Working fifteen hours a week, which I began nearly a year ago, provided me with the opportunity to exercise parts of myself that I feared had ossified into stone, to collaborate with adults I respect, and to get a break from my kids and their unceasing need. It has also had the unexpected effect of helping me to appreciate the time I do spend at home caring for my family, and to realize that I love it. I don't want to leave them for fifty hours a week. I don't want to give up bread-making and crafting and reading together. I choose this.

This criticism of inward-looking mothers helped me to stand back and realize with some surprise - and gratitude- that I possess an unusual degree of peacefulness about where I am and what I'm doing right now. How did this happen? My anxiety about work and the future was becoming habitual for awhile there. But finding small ways to reach out beyond the walls of this rainbow-hued split level house has provided some balance, allowing us a life in which we can at least imagine prioritizing what matters most.

Judith Warner suggested that our tendency toward inwardness and the banalities of yoga is a sad regression to an earlier time. Our second wave mothers at least had the chutzpah to ditch their kids and embark on journeys away from the shackles of home. Neither extreme here is particularly appealing. The way she characterizes each generation suggests there is something madness-making about the lives of women in general, and each cohort must seek escape in its own way.

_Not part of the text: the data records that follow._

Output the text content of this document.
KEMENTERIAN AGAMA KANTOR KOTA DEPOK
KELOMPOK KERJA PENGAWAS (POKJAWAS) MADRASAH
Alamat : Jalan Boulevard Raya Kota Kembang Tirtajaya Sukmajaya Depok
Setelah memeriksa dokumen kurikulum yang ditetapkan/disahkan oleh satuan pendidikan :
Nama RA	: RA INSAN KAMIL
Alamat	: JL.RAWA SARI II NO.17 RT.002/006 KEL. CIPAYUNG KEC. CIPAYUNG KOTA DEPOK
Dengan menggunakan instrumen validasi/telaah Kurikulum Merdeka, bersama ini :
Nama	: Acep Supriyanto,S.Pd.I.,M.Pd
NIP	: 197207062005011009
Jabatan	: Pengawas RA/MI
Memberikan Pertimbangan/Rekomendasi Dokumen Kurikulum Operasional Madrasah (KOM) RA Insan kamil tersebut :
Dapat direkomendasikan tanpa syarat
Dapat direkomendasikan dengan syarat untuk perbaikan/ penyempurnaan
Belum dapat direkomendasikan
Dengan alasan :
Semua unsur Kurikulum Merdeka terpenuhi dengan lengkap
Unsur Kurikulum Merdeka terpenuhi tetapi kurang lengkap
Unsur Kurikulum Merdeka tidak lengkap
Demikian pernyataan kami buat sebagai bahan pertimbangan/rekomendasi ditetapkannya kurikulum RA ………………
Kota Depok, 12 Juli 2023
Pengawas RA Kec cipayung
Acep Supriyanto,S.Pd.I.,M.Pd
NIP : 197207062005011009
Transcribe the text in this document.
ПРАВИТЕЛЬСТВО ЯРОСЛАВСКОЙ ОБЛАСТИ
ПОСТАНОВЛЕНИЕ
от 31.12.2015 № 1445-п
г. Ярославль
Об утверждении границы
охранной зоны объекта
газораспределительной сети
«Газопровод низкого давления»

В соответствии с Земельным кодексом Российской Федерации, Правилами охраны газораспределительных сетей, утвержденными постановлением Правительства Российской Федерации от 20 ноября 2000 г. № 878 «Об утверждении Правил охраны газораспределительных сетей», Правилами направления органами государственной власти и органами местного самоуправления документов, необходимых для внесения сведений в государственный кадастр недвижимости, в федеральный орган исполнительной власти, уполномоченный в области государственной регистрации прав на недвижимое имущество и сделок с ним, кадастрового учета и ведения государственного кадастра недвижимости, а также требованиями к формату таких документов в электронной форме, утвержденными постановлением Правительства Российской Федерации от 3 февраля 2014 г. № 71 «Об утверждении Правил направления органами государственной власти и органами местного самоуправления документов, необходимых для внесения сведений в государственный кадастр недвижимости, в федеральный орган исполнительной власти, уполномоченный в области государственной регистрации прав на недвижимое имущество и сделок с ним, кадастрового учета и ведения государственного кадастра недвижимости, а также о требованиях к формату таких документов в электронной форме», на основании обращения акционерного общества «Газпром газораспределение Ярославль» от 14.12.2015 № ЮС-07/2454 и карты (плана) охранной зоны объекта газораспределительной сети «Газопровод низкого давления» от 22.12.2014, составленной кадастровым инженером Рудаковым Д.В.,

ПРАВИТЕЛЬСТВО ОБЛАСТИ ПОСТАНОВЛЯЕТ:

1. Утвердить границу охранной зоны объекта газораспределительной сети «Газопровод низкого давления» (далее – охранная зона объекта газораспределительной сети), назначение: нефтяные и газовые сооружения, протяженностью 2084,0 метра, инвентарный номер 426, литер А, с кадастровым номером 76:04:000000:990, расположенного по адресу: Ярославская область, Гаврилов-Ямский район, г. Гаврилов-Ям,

What she misses is a more moderate approach, one that requires a bit of compromise and creativity, and one I feel I am meandering towards, slowly but surely. There are ways to assert oneself in a public way while embracing the pleasures and quiet joys of life at home. Being a homemaker sounds ridiculous, anachronistic. But add a hyphen for me and it shifts. Being a home-maker? A maker of a real home? That seems an essential and honored function, one that need not wholly define us, and one that ideally we do with our partners, each contributing as he or she is able and inclined. As my children get older, and my public self begins to emerge once again, I understand how being a home-maker naturally leads into being a community-maker. We are called to so many things in life, and each moment allows for its own form of response. Right now the social worker in me is advocating for better food at Annapolis Elementary School via involvement with the PTA. It sounds quaint, I know, but in this moment it satisfies that yearning to help create healthier communities.

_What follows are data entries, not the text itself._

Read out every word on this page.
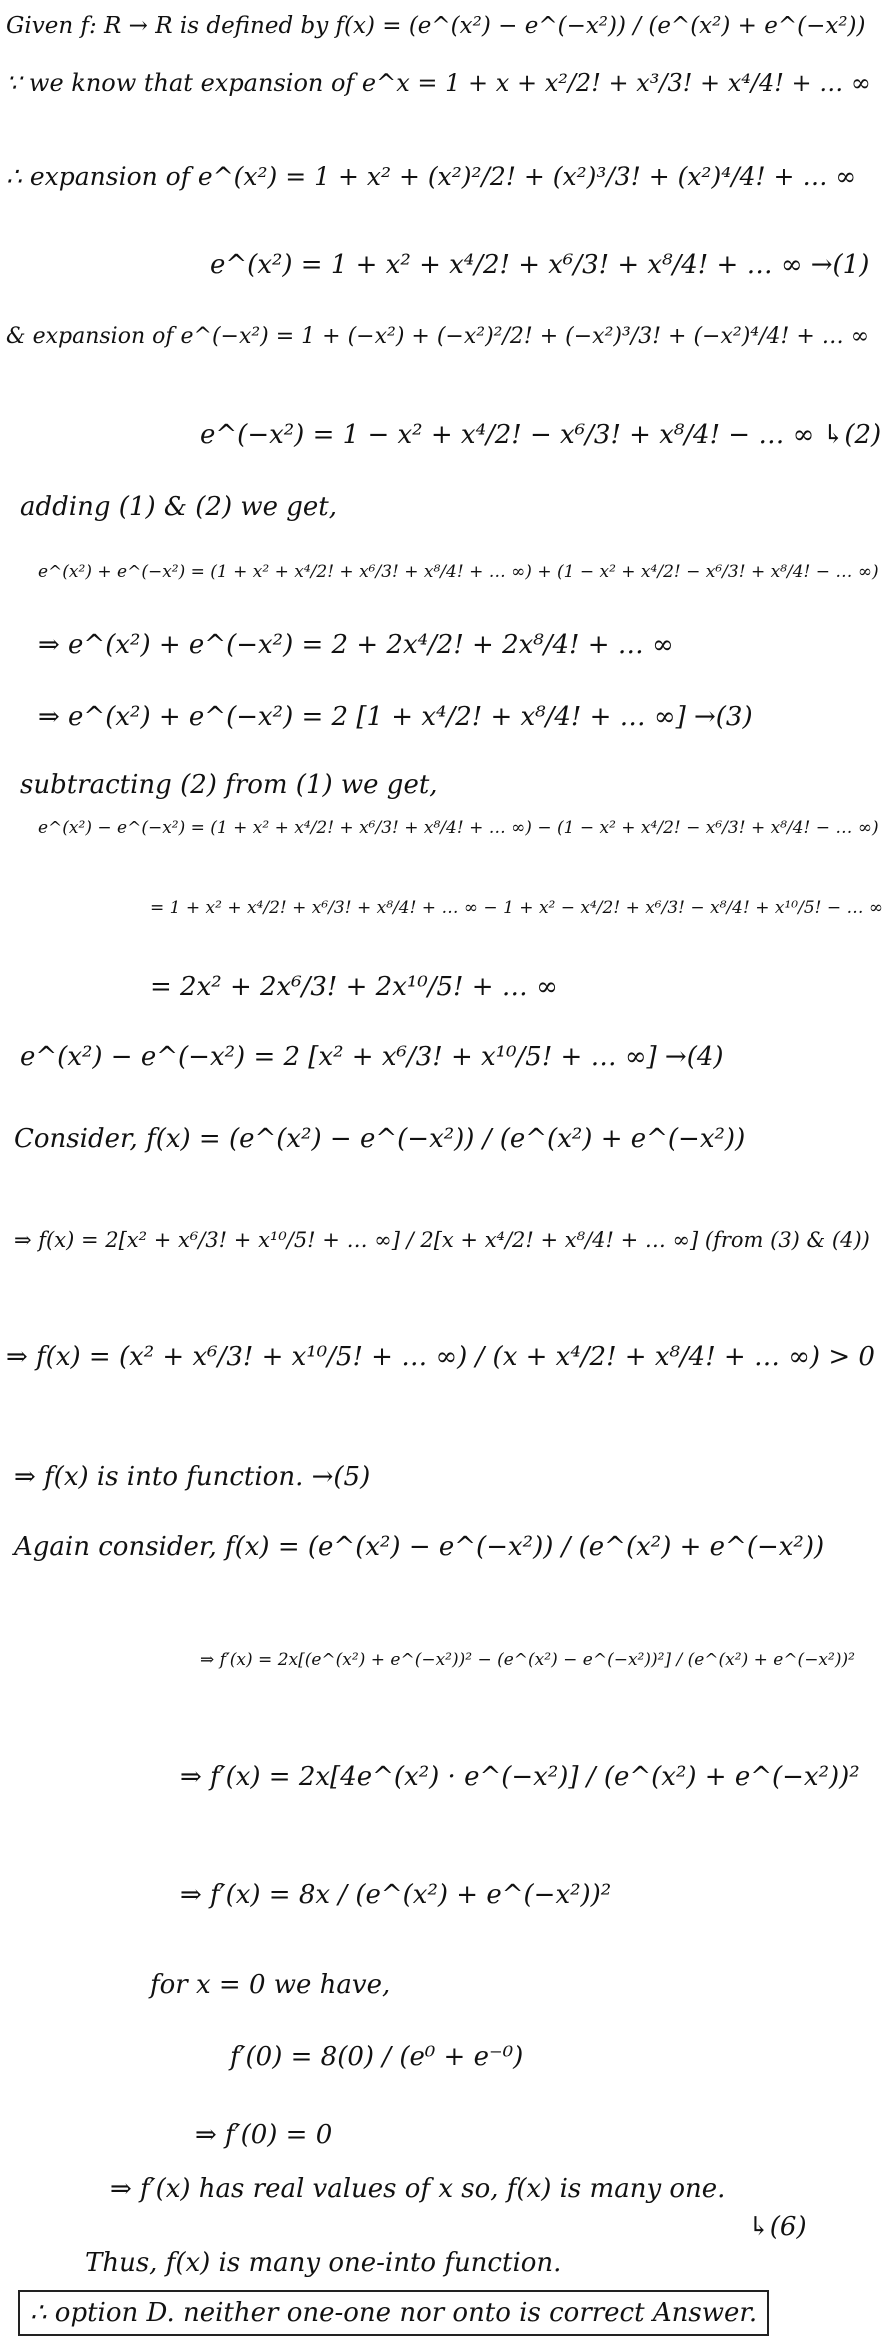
Given f: R → R is defined by f(x) = (e^(x²) − e^(−x²)) / (e^(x²) + e^(−x²))
∵ we know that expansion of e^x = 1 + x + x²/2! + x³/3! + x⁴/4! + … ∞
∴ expansion of e^(x²) = 1 + x² + (x²)²/2! + (x²)³/3! + (x²)⁴/4! + … ∞
e^(x²) = 1 + x² + x⁴/2! + x⁶/3! + x⁸/4! + … ∞ →(1)
& expansion of e^(−x²) = 1 + (−x²) + (−x²)²/2! + (−x²)³/3! + (−x²)⁴/4! + … ∞
e^(−x²) = 1 − x² + x⁴/2! − x⁶/3! + x⁸/4! − … ∞ ↳(2)
adding (1) & (2) we get,
e^(x²) + e^(−x²) = (1 + x² + x⁴/2! + x⁶/3! + x⁸/4! + … ∞) + (1 − x² + x⁴/2! − x⁶/3! + x⁸/4! − … ∞)
⇒ e^(x²) + e^(−x²) = 2 + 2x⁴/2! + 2x⁸/4! + … ∞
⇒ e^(x²) + e^(−x²) = 2 [1 + x⁴/2! + x⁸/4! + … ∞] →(3)
subtracting (2) from (1) we get,
e^(x²) − e^(−x²) = (1 + x² + x⁴/2! + x⁶/3! + x⁸/4! + … ∞) − (1 − x² + x⁴/2! − x⁶/3! + x⁸/4! − … ∞)
= 1 + x² + x⁴/2! + x⁶/3! + x⁸/4! + … ∞ − 1 + x² − x⁴/2! + x⁶/3! − x⁸/4! + x¹⁰/5! − … ∞
= 2x² + 2x⁶/3! + 2x¹⁰/5! + … ∞
e^(x²) − e^(−x²) = 2 [x² + x⁶/3! + x¹⁰/5! + … ∞] →(4)
Consider, f(x) = (e^(x²) − e^(−x²)) / (e^(x²) + e^(−x²))
⇒ f(x) = 2[x² + x⁶/3! + x¹⁰/5! + … ∞] / 2[x + x⁴/2! + x⁸/4! + … ∞] (from (3) & (4))
⇒ f(x) = (x² + x⁶/3! + x¹⁰/5! + … ∞) / (x + x⁴/2! + x⁸/4! + … ∞) > 0
⇒ f(x) is into function. →(5)
Again consider, f(x) = (e^(x²) − e^(−x²)) / (e^(x²) + e^(−x²))
⇒ f′(x) = 2x[(e^(x²) + e^(−x²))² − (e^(x²) − e^(−x²))²] / (e^(x²) + e^(−x²))²
⇒ f′(x) = 2x[4e^(x²) · e^(−x²)] / (e^(x²) + e^(−x²))²
⇒ f′(x) = 8x / (e^(x²) + e^(−x²))²
for x = 0 we have,
f′(0) = 8(0) / (e⁰ + e⁻⁰)
⇒ f′(0) = 0
⇒ f′(x) has real values of x so, f(x) is many one.
↳(6)
Thus, f(x) is many one-into function.
∴ option D. neither one-one nor onto is correct Answer.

I feel particularly grateful to be raising young children at a moment when movements for local food systems, sustainable living, and a general return to a more intimate relationship with the material world around us are growing and expanding their influence in our culture. I never have to look far to seek validation and support for what I intuitively feel is important for me and my family: cooking and eating together, allowing open time for creative expression and play, developing our relationship to the natural world, limiting our exposure to the grand marketplace forever buzzing around us (see the Carol Flinders quote here). This creative work of making a home doesn't feel escapist. It's too hard for that! In its best moments, it feels like the opposite of escape. It feels like opening my arms to all the pain and joy life can deliver.

I'm not running an innovative new health care center or advocating for immigrants in Congress. I know I'm not going to be making headlines any time soon. My ambitions have brought me here, to this moment. I feel certain they'll carry me on to more public pursuits as we all grow older, though I have no idea what shape these might take. I hope then, as now, I can find time for a little yoga here and there. I recently learned a new asana, introduced to me as poet's pose. You find your balance in half-moon pose, then lift your lower supporting hand and rest it lightly on your heart as you gaze toward the sky. It's not like flying. Rather it feels like floating gently, swaying with one's breath - one of those amazing paradoxical yoga moments when being very strongly rooted creates a sense of lightness and motion. Yoga metaphors probably make Judith Warner gag. Not so this author! Deep, strong roots are the only place from which I can imagine taking flight.